31-letni Pablo Martinez usłyszał zarzut zabójstwa swojego syna. Według policjantów z Arizony (USA), mężczyzna wlewał gorącą wodę do gardła 6-letniego dziecka i przez dłuższy czas trzymał jego głowę pod odkręconym kranem. Martinez zarówno funkcjonariuszom, jak i swojej żonie tłumaczył, że chciał "wypędzić demona" który według niego miał opętać chłopca.
Martinez wraz ze swoją żoną i synem mieszkał w rezerwacie dla Indian z plemienia Pascua Yaqui w pobliżu miejscowości Tuscon. Z zeznań mężczyzny wynika, że pod koniec września zauważył on, że jego 6-letnie dziecko "opętał demon", a on "za wszelką cenę chciał je uratować".
W czwartek, 26 września 31-latek zaoferował, że wykąpie chłopca w wannie. W pewnym momencie podczas kąpieli dziecka żona Martineza usłyszała bulgotanie i odgłosy krztuszenia dochodzące z łazienki.
Mimo, że drzwi były zamknięte od wewnątrz, kobiecie po kilku próbach ostatecznie udało się dostać się do środka. Zobaczyła męża, który trzymał głowę chłopca pod bieżącą wodą. Macocha dziecka zaczęła krzyczeć na mężczyznę, by ten natychmiast przestał. Martinez kilkakrotnie odpowiadał, że "musi to zrobić". Według policji chłopiec mógł być trzymany pod bieżącą, gorącą wodą nawet przez 10 minut.
Kobieta zadzwoniła na numer alarmowy. W tym samym momencie ojciec dziecka zorientował się, że chłopiec już nie oddycha. Mężczyzna zaczął udzielać chłopcu pierwszej pomocy i ochładzać jego ciało zimną wodą.

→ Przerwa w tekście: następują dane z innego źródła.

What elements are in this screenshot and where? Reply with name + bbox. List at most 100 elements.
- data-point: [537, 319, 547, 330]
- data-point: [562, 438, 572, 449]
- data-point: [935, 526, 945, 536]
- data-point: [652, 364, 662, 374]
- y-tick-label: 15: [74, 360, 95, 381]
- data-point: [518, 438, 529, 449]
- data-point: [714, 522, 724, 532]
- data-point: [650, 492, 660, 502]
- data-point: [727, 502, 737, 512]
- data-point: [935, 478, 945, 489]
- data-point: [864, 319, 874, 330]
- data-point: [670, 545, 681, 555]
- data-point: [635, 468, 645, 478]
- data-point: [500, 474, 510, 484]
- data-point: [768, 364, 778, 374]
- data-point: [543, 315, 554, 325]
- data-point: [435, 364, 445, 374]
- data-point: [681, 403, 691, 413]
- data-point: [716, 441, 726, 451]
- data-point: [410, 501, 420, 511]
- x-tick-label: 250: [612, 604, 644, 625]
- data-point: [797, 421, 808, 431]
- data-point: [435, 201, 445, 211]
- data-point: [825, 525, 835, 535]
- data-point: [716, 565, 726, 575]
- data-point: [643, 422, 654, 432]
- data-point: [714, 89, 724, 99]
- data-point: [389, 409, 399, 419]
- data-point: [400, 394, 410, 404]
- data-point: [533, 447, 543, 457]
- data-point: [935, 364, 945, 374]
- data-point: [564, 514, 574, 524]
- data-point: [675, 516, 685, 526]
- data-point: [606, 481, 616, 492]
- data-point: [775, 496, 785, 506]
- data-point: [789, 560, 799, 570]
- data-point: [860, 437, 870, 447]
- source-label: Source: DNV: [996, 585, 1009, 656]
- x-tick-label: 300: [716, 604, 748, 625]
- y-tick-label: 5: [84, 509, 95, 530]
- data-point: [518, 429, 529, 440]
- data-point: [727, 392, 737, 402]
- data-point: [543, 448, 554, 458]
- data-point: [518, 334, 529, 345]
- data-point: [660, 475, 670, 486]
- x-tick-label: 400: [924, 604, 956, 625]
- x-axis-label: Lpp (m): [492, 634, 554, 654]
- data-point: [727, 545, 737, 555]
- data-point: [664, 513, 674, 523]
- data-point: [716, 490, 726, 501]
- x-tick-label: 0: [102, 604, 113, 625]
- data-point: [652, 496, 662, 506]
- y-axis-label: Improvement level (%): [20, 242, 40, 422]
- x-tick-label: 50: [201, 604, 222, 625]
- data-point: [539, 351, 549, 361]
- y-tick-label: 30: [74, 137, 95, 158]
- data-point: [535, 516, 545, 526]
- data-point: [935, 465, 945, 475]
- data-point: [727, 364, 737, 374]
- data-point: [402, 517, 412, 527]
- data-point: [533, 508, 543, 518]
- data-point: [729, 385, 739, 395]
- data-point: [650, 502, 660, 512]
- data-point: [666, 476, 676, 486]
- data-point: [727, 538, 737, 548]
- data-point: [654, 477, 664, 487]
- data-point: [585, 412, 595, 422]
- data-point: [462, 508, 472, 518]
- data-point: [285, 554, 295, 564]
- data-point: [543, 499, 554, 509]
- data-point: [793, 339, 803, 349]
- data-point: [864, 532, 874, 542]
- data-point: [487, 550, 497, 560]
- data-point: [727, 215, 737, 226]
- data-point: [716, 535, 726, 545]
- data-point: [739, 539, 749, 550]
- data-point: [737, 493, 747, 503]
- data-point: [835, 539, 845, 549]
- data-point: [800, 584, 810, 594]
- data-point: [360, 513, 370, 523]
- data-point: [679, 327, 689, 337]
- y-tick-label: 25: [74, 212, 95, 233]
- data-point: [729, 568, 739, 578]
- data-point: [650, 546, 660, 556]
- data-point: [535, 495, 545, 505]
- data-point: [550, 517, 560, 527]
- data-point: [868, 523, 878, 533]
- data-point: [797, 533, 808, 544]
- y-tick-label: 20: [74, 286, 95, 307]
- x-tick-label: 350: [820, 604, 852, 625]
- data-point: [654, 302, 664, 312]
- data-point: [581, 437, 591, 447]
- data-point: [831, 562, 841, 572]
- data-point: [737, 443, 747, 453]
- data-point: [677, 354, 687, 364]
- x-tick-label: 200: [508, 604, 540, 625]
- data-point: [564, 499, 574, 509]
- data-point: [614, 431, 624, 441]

Na miejsce przyjechali policjanci i strażacy, którzy przejęli nieprzytomnego chłopca i zawieźli go do szpitala. Lekarze z centrum medycznego Banner University stwierdzili jednak zgon dziecka. Według ich relacji chłopiec miał poparzone ok. 15 proc. ciała.
Podczas wstępnego przesłuchania ojciec przyznał się do zabójstwa. Jak tłumaczył, podczas kąpieli "zobaczył w chłopcu zło" i miał przekonanie, że "musi wypędzić z niego demona".